Gonzalo Valenzuela Ramírez

 

 

Yo preferiría, con mucho, ser feliz a tener razón

– Douglas Adams

 

Cada persona tiene una forma de ver las cosas, así se trate de la misma situación o acontecimiento. El sentido que le des y el impacto que causará en ti, dependerán del enfoque que obtengas al pasarlo por el prisma de tus experiencias, y de tus sentidos, al confrontar el evento con tus necesidades, intereses y capacidades.

 

Es muy posible que con frecuencia tus puntos de vista sean diferentes a los de otros, incluyendo a tus seres queridos. Una forma de amargarte la vida fácilmente y amargársela a los que te rodean, es la creencia de que los demás deben actuar como tú quieres o que deben ser diferentes.

 

Esta rígida postura te llevará en ocasiones a imponerte, si la otra persona es de carácter débil se someterá, sin embargo, llegará el momento en que esa relación sea insostenible, porque tarde o temprano se rebelará, recuerda: “el valiente vive hasta que el cobarde quiere”.

 

Ahora, que, si la otra persona es de las que “no se dejan”, la ruptura vendrá mucho antes, esta lucha por el poder arrasará con la frágil armonía que pudiera existir en tu hogar y tus hijos, principalmente, serán los más afectados por las tormentas conyugales en ese afán irracional de querer tener siempre la razón.

 

Cuando percibas que la relación se torna tensa y sobrevengan discusiones para saber quién tiene la razón, “muérdete la lengua” y no continúes en ese juego perverso, simplemente dile: “te quiero por lo que eres, no por lo que piensas, haces o dices, prefiero gozar de tu compañía a aferrarme a tener la razón y discutir por eso”.

 

Tu deseo de que la otra persona sea diferente, no quiere decir que deba serlo sólo porque a ti te gusta, las personas cambian cuando así lo deciden, no porque otros les presionen, el cambio siempre se da de adentro hacia fuera, lo mejor que puedes hacer, es cambiar tus propias actitudes ante ese tipo de conflictos relacionales.

 

Puedes dar ese primer paso, diciéndole: “tal vez tengas razón”, y tratar de comprenderle escuchando sus puntos de vista, al concederle el derecho a expresar lo que siente, le harás saber lo mucho que lo respetas como persona con ideas y sentimientos diferentes a los tuyos, que estás interesado en lo que le pasa y que deseas conocerle mejor.

 

 

Con este tipo de actitud lo desarmarás completamente, bajará la guardia y es muy probable que cuando te toque el turno de externar tus ideas, deseos o sentimientos, él o ella, trate de hacer lo mismo, escucharte, tratar de comprenderte y estar dispuesto a colaborar en la solución del conflicto, si es que está en sus manos poder hacerlo.

 

Si alguien no se comporta como a ti te gustaría, analiza si realmente tiene la capacidad de hacerlo, si desea hacerlo, si estarás comunicando bien tu mensaje, si estará recibiendo la suficiente motivación.
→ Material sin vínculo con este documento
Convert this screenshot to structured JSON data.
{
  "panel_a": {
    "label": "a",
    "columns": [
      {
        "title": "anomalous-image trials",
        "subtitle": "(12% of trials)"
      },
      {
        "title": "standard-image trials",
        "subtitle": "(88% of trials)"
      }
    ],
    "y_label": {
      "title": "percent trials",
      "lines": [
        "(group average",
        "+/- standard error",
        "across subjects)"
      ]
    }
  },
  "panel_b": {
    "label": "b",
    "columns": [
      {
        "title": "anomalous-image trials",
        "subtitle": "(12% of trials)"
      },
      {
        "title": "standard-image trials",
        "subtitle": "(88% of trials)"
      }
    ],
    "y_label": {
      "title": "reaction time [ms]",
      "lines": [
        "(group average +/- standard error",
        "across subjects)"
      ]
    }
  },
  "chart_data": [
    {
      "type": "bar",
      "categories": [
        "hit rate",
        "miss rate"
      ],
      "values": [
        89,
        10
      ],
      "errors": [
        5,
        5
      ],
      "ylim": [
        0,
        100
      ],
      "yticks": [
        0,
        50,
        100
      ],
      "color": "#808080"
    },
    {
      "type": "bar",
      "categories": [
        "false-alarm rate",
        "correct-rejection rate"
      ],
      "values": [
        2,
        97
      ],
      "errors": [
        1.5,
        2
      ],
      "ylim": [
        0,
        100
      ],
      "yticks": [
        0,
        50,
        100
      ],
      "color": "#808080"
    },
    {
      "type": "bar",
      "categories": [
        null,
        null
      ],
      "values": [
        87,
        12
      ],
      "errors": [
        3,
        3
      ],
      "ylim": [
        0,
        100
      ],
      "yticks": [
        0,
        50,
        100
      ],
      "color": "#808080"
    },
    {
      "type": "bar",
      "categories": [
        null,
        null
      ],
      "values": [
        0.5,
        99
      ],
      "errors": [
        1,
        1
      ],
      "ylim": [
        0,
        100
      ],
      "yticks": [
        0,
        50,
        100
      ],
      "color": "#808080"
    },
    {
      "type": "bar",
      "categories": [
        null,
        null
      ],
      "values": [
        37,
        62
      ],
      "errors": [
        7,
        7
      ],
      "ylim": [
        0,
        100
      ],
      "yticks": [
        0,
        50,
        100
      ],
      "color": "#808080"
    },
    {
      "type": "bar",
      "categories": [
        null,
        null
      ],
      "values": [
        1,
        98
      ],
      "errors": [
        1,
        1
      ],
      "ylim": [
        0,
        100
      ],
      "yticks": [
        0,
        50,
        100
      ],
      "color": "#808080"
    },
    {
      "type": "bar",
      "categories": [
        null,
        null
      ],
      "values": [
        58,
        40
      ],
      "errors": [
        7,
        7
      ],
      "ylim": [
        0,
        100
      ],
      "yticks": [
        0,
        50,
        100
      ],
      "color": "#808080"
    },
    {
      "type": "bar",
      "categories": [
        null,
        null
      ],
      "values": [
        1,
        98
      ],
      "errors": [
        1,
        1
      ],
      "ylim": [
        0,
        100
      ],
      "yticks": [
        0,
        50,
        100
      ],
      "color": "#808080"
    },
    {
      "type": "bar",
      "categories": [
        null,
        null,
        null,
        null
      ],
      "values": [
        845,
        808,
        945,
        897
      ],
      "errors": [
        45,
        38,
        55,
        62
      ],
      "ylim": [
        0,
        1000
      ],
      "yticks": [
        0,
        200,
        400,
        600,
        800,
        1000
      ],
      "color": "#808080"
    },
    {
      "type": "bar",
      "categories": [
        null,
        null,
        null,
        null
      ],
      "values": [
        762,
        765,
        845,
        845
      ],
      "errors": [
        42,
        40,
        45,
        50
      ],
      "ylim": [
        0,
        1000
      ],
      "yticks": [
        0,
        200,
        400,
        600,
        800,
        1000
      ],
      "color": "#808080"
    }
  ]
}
Mientras la otra persona actúe con respeto hacia ti, permite que sea como es él o ella.

 

Las personas no son objetos de tu propiedad y las cosas no siempre van a salir como tú quieres, pero puedes vivir con ello. Lo importante es entender, en lugar de juzgar y condenar, tú puedes aprender de la otra persona si le permites expresar lo que siente, lo que piensa, lo que desea.  Tú eres un reto para las demás personas, al igual que ellas son un reto para ti. Convierte el reto en regalo y haz que los demás disfruten de tu trato y tu presencia.